Наконец лопнуло и большое яйцо.

— Пип! Пип! — пропищал птенец и вывалился из яйца. Но какой же он был большой и гадкий!

Утка оглядела его.

— Ужасно велик! — сказала она. — И совсем не похож на остальных! Уж не индюшонок ли это, в самом деле? Ну да в воде-то он у меня побывает, силой да загоню!

На другой день погода стояла чудесная, зеленый лопух был залит солнцем. Утка со всею своею семьей отправилась к канаве. Бултых! — и она очутилась в воде.

— Кряк! Кряк! — позвала она, и утята один за другим тоже побултыхались в воду. Сначала вода покрыла их с головой, но они сейчас же вынырнули и отлично поплыли вперед.

Лапки у них так и работали, и даже некрасивый серый утенок не отставал от других.

— Какой же это индюшонок? — сказала утка. — Вон как славно гребет лапками! И как прямо держится! Нет, мой он, мой родненький… Да он вовсе и не дурен, как посмотришь на него хорошенько. Ну, живо, живо за мной! Сейчас я введу вас в общество, представлю вас на птичьем дворе. Только держитесь ко мне поближе, чтобы кто-нибудь не наступил на вас, да берегитесь кошек!
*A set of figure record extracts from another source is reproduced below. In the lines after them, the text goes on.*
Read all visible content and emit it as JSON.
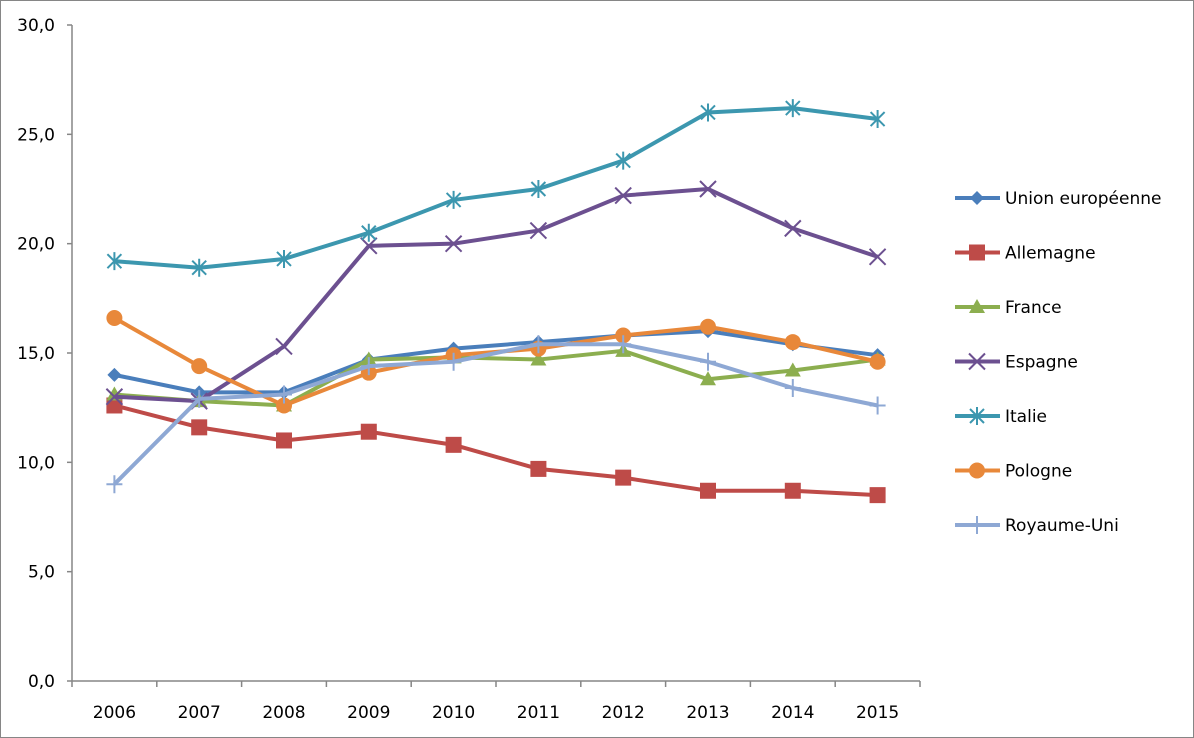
{
  "chart_data": {
    "type": "line",
    "title": "",
    "xlabel": "",
    "ylabel": "",
    "ylim": [
      0,
      30
    ],
    "y_ticks": [
      "0,0",
      "5,0",
      "10,0",
      "15,0",
      "20,0",
      "25,0",
      "30,0"
    ],
    "y_tick_values": [
      0,
      5,
      10,
      15,
      20,
      25,
      30
    ],
    "categories": [
      "2006",
      "2007",
      "2008",
      "2009",
      "2010",
      "2011",
      "2012",
      "2013",
      "2014",
      "2015"
    ],
    "grid": false,
    "legend_position": "right",
    "series": [
      {
        "name": "Union européenne",
        "color": "#4A7EBB",
        "marker": "diamond",
        "values": [
          14.0,
          13.2,
          13.2,
          14.7,
          15.2,
          15.5,
          15.8,
          16.0,
          15.4,
          14.9
        ]
      },
      {
        "name": "Allemagne",
        "color": "#BE4B48",
        "marker": "square",
        "values": [
          12.6,
          11.6,
          11.0,
          11.4,
          10.8,
          9.7,
          9.3,
          8.7,
          8.7,
          8.5
        ]
      },
      {
        "name": "France",
        "color": "#8CAE4F",
        "marker": "triangle",
        "values": [
          13.1,
          12.8,
          12.6,
          14.7,
          14.8,
          14.7,
          15.1,
          13.8,
          14.2,
          14.7
        ]
      },
      {
        "name": "Espagne",
        "color": "#6C5090",
        "marker": "x",
        "values": [
          13.0,
          12.8,
          15.3,
          19.9,
          20.0,
          20.6,
          22.2,
          22.5,
          20.7,
          19.4
        ]
      },
      {
        "name": "Italie",
        "color": "#3C97AF",
        "marker": "asterisk",
        "values": [
          19.2,
          18.9,
          19.3,
          20.5,
          22.0,
          22.5,
          23.8,
          26.0,
          26.2,
          25.7
        ]
      },
      {
        "name": "Pologne",
        "color": "#E8883A",
        "marker": "circle",
        "values": [
          16.6,
          14.4,
          12.6,
          14.1,
          14.9,
          15.2,
          15.8,
          16.2,
          15.5,
          14.6
        ]
      },
      {
        "name": "Royaume-Uni",
        "color": "#8EA8D4",
        "marker": "plus",
        "values": [
          9.0,
          12.9,
          13.1,
          14.4,
          14.6,
          15.4,
          15.4,
          14.6,
          13.4,
          12.6
        ]
      }
    ]
  }
}
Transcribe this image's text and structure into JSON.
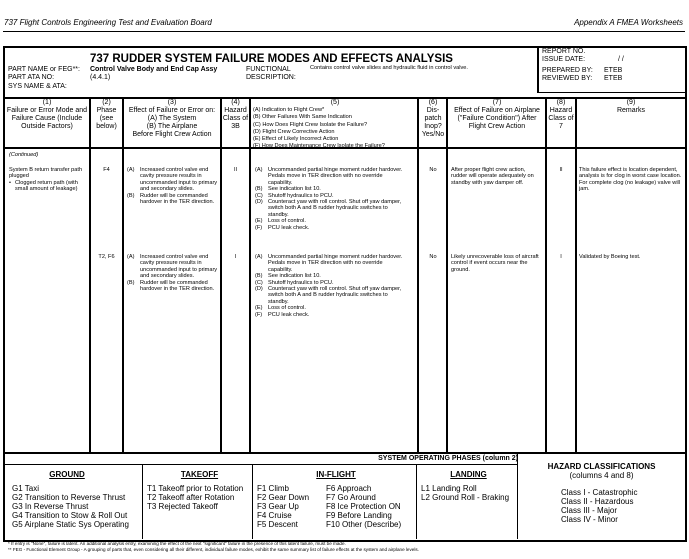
{
  "page_header": {
    "left": "737 Flight Controls Engineering Test and Evaluation Board",
    "right": "Appendix A   FMEA Worksheets"
  },
  "form": {
    "title": "737 RUDDER SYSTEM FAILURE MODES AND EFFECTS ANALYSIS",
    "part_name_label": "PART NAME or FEG**:",
    "part_name": "Control Valve Body and End Cap Assy",
    "part_ata_label": "PART ATA NO:",
    "part_ata": "(4.4.1)",
    "sys_name_label": "SYS NAME & ATA:",
    "functional_label": "FUNCTIONAL",
    "description_label": "DESCRIPTION:",
    "functional_description": "Contains control valve slides and hydraulic fluid in control valve.",
    "report_no_label": "REPORT NO.",
    "issue_date_label": "ISSUE DATE:",
    "issue_date": "/   /",
    "prepared_by_label": "PREPARED BY:",
    "prepared_by": "ETEB",
    "reviewed_by_label": "REVIEWED BY:",
    "reviewed_by": "ETEB"
  },
  "columns": [
    {
      "num": "(1)",
      "label": "Failure or Error Mode and Failure Cause (Include Outside Factors)"
    },
    {
      "num": "(2)",
      "label": "Phase (see below)"
    },
    {
      "num": "(3)",
      "label": "Effect of Failure or Error on:",
      "sub": [
        "(A)  The System",
        "(B)  The Airplane",
        "Before Flight Crew Action"
      ]
    },
    {
      "num": "(4)",
      "label": "Hazard Class of 3B"
    },
    {
      "num": "(5)",
      "items": [
        "(A)  Indication to Flight Crew*",
        "(B)  Other Failures With Same Indication",
        "(C)  How Does Flight Crew Isolate the Failure?",
        "(D)  Flight Crew Corrective Action",
        "(E)  Effect of Likely Incorrect Action",
        "(F)  How Does Maintenance Crew Isolate the Failure?"
      ]
    },
    {
      "num": "(6)",
      "label": "Dis-patch Inop? Yes/No"
    },
    {
      "num": "(7)",
      "label": "Effect of Failure on Airplane (\"Failure Condition\") After Flight Crew Action"
    },
    {
      "num": "(8)",
      "label": "Hazard Class of 7"
    },
    {
      "num": "(9)",
      "label": "Remarks"
    }
  ],
  "continued": "(Continued)",
  "rows": [
    {
      "failure_mode": "System B return transfer path plugged",
      "failure_bullet": "Clogged return path (with small amount of leakage)",
      "phase": "F4",
      "effect": [
        {
          "k": "(A)",
          "v": "Increased control valve end cavity pressure results in uncommanded input to primary and secondary slides."
        },
        {
          "k": "(B)",
          "v": "Rudder will be commanded hardover in the TER direction."
        }
      ],
      "hazard3b": "II",
      "indication": [
        {
          "k": "(A)",
          "v": "Uncommanded partial hinge moment rudder hardover. Pedals move in TER direction with no override capability."
        },
        {
          "k": "(B)",
          "v": "See indication list 10."
        },
        {
          "k": "(C)",
          "v": "Shutoff hydraulics to PCU."
        },
        {
          "k": "(D)",
          "v": "Counteract yaw with roll control.  Shut off yaw damper, switch both A and B rudder hydraulic switches to standby."
        },
        {
          "k": "(E)",
          "v": "Loss of control."
        },
        {
          "k": "(F)",
          "v": "PCU leak check."
        }
      ],
      "dispatch": "No",
      "effect_after": "After proper flight crew action, rudder will operate adequately on standby with yaw damper off.",
      "hazard7": "II",
      "remarks": "This failure effect is location dependent, analysis is for clog in worst case location. For complete clog (no leakage) valve will jam."
    },
    {
      "phase": "T2, F6",
      "effect": [
        {
          "k": "(A)",
          "v": "Increased control valve end cavity pressure results in uncommanded input to primary and secondary slides."
        },
        {
          "k": "(B)",
          "v": "Rudder will be commanded hardover in the TER direction."
        }
      ],
      "hazard3b": "I",
      "indication": [
        {
          "k": "(A)",
          "v": "Uncommanded partial hinge moment rudder hardover. Pedals move in TER direction with no override capability."
        },
        {
          "k": "(B)",
          "v": "See indication list 10."
        },
        {
          "k": "(C)",
          "v": "Shutoff hydraulics to PCU."
        },
        {
          "k": "(D)",
          "v": "Counteract yaw with roll control.  Shut off yaw damper, switch both A and B rudder hydraulic switches to standby."
        },
        {
          "k": "(E)",
          "v": "Loss of control."
        },
        {
          "k": "(F)",
          "v": "PCU leak check."
        }
      ],
      "dispatch": "No",
      "effect_after": "Likely unrecoverable loss of aircraft control if event occurs near the ground.",
      "hazard7": "I",
      "remarks": "Validated by Boeing test."
    }
  ],
  "phases": {
    "title": "SYSTEM OPERATING PHASES (column 2)",
    "ground": {
      "title": "GROUND",
      "items": [
        "G1  Taxi",
        "G2  Transition to Reverse Thrust",
        "G3   In Reverse Thrust",
        "G4  Transition to Stow & Roll Out",
        "G5  Airplane Static Sys Operating"
      ]
    },
    "takeoff": {
      "title": "TAKEOFF",
      "items": [
        "T1  Takeoff prior to Rotation",
        "T2  Takeoff after Rotation",
        "T3    Rejected Takeoff"
      ]
    },
    "inflight": {
      "title": "IN-FLIGHT",
      "left": [
        "F1  Climb",
        "F2  Gear Down",
        "F3  Gear Up",
        "F4  Cruise",
        "F5  Descent"
      ],
      "right": [
        "F6    Approach",
        "F7    Go Around",
        "F8    Ice Protection ON",
        "F9    Before Landing",
        "F10 Other (Describe)"
      ]
    },
    "landing": {
      "title": "LANDING",
      "items": [
        "L1 Landing Roll",
        "L2 Ground Roll - Braking"
      ]
    }
  },
  "hazard_classes": {
    "title": "HAZARD CLASSIFICATIONS",
    "subtitle": "(columns 4 and 8)",
    "items": [
      "Class I   - Catastrophic",
      "Class II  -  Hazardous",
      "Class III -  Major",
      "Class IV -  Minor"
    ]
  },
  "footnotes": [
    "*  If entry is \"None\", failure is latent.  An additional analysis entry, examining the effect of the next \"significant\" failure in the presence of this latent failure, must be made.",
    "** FEG - Functional Element Group - A grouping of parts that, even considering all their different, individual failure modes, exhibit the same summary list of failure effects at the system and airplane levels."
  ]
}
Скоро добрались и до птичьего двора. Батюшки! Что тут был за шум!

Два утиных семейства дрались из-за одной головки угря, а кончилось тем, что головка досталась кошке.

— Вот видите, как бывает на свете! — сказала утка и облизнула язычком клюв — она и сама была не прочь отведать угриной головки.

— Ну-ну, шевелите лапками! — сказала она утятам. — Крякните и поклонитесь вон той старой утке! Она здесь знатнее всех. Она испанской породы и потому такая жирная. Видите, у нее на лапке красный лоскут. Как красиво! Это высшее отличие, какого только может удостоиться утка. Это значит, что ее не хотят потерять, — по этому лоскуту ее узнают и люди и животные. Ну, живо! Да не держите лапки вовнутрь! Благовоспитанный утенок должен выворачивать лапки наружу, как отец и мать. Вот так! Смотрите! Теперь наклоните голову и скажите: «Кряк!»

Так они и сделали. Но другие утки оглядели их и сказали громко:

— Ну вот, еще целая орава! Как будто нас мало было? А один-то какой безобразный! Уж его-то мы не потерпим!